Who Should Be Stanford’s New Dean?

Stanford Provost John Etchemendy co-chairs a search committee to find a new GSB dean - Stanford photo by Linda A. Cicero

Stanford Provost John Etchemendy co-chairs a search committee to find a new GSB dean – Stanford photo by Linda A. Cicero

Who should Stanford University recruit to clean up the reputational mess and years of divisive leadership at its Graduate School of Business?

The answer to that question is currently being sought by a 13-person search committtee co-chaired by university provost John Etchemendy and Mary Barth, an accounting professor at the school. The committee has been meeting with school stakeholders for several months and is generating a list of candidates to succeed Saloner who abruptly announced in September that he would surrender his deanship at the end of the current academic term.

GSB Professor Mary Barth co-chairs the search panel

GSB Professor Mary Barth co-chairs the search panel

Whoever takes over the job will have a major turnaround job. Saloner’s unsuccessful tenure as dean has severely damaged the school’s reputation and standing, and the university’s failure to step in and more concretely deal with the problems have also eroded the legacy of both University President John L. Hennessy and Provost Etchemendy.

It was Etchemendy who reupped Saloner to a second five-year term despite efforts by a sizable number of current and former GSB staffers who urged the university not to reappoint the dean. Some 27 current and 19 former GSB employees had signed a letter dated April 21, 2014, accusing Saloner of presiding over a “hostile workplace” in which staff, particularly women and people over 40, were hounded out of jobs and roles amid numerous violations of Stanford’s Code of Conduct and HR policies.

THE CORE JOB: TO CLEAN UP THE MESS LEFT BY SALONER

Leaders of the revolt portrayed Saloner as an arrogant narcissist who used staff as pawns in his power plays, meted out punishments against anyone who disagreed with him, and manipulated women out of influential positions so he could surround himself with “yes men.” For a school whose lofty mission is proudly proclaimed to “change lives, change organizations, change the world,” one thing seemed certain. In the five years that Saloner has served as dean, he had changed the collegial, close-knit culture of the school to what his detractors say was a culture of fear and intimidation, where the back-stabbing politics were so thick that few would dare challenge him.

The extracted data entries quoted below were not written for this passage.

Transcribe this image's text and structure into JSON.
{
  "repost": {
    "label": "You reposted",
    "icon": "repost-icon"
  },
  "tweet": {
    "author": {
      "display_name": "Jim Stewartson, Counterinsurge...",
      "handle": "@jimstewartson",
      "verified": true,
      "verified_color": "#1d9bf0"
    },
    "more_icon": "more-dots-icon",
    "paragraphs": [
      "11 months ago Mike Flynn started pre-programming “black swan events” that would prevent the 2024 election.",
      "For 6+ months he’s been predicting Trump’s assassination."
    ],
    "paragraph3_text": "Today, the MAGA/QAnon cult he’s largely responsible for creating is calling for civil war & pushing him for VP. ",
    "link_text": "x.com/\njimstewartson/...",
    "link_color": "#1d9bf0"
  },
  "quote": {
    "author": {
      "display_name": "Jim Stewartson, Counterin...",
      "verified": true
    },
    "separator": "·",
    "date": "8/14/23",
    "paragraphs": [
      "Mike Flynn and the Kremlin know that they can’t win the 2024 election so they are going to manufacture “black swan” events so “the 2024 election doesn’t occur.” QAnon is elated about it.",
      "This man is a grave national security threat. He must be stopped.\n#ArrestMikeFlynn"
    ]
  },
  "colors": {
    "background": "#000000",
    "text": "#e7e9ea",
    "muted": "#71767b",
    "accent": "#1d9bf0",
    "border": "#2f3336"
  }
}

Then, there was the sex and conflict-of-interest scandal that effectively forced Saloner’s September announcement to resign, four years earlier than the end of his second term, and has brought highly embarrassing headlines all over the world. Saloner resigned days after Poets&Quants asked him and the GSB to respond to lurid accusations in a lawsuit by a former professor who alleges Saloner railroaded him out of the business school while sleeping with his wife. The ongoing lawsuit contains allegations of professional and financial retribution against the former GSB professor, Jim Phills, and contempt for school rules and policies.

Under Saloner, the school—despite its location in the epicenter of Silicon Valley—has lagged far behind key rivals Harvard Business School and Wharton in adopting new technology to more smartly deliver graduate business education. Growth in the school’s estimated $1.2 billion endowment—which until Saloner took office had been made public—has significantly trailed Harvard and several other business schools. Some fairly innovative changes to the MBA curriculum had been scaled back by Saloner due to concerns over student and faculty backlash.

SEARCH COMMITTEE HAS HELD TOWN HALL MEETINGS

The selection committee has been working in secret since October, interviewing members of the GSB commnity inside and outside the school, to put together a list of potential candidates. Besides Etchemendy and Barth, the committee members include six GSB professors, Steven Callander, Yossi Feinberg, Maureen McNichols, Erica Plambeck, Debra Satz, and Baba Shiv; two GSB alums, Riley Bechtel and Beth Cross; second-year MBA student Nadou Lawson; Bernadette Clavier, director of the GSB Center for Social Innovation, and Stanford Vice Provost for Academic Affairs Stephanie Kalfayan.

So far, the committee has had at least three “town hall meetings” with students, faculty and staff, according to a spokesperson. It also has been meeting with the school’s alumni leaders and members of the business community. A decision on a successor could come any time betwen now and six months from now, possibly earlier if the school goes inside and later if it recruits an outsider to the job.

The leading internal candidate for the job is Madhav Rajan, senior associate dean of academic affairs, who acted as dean when Saloner went on a short two-month sabbatical in January and February of this year. A professor of accounting, Madav has been on the faculty since 2001 and some consider him a highly competent administrator at the school. However, his candidacy has been disadvantaged by his close association with Saloner and the scandal that has engulfed the school. When the ‘Group of 46’ urged the university not to reappoint Saloner, it made clear that the mostly male, “GSB leadership” group was responsible for the deterioration in the school’s culture. And when Saloner approved a decision by email to pull a university loan from his lover’s husband, it was Madav who sent that message seeking the dean’s okay. Court records indicate Madav didn’t know at the time that Saloner was in a relationship with the professor’s wife.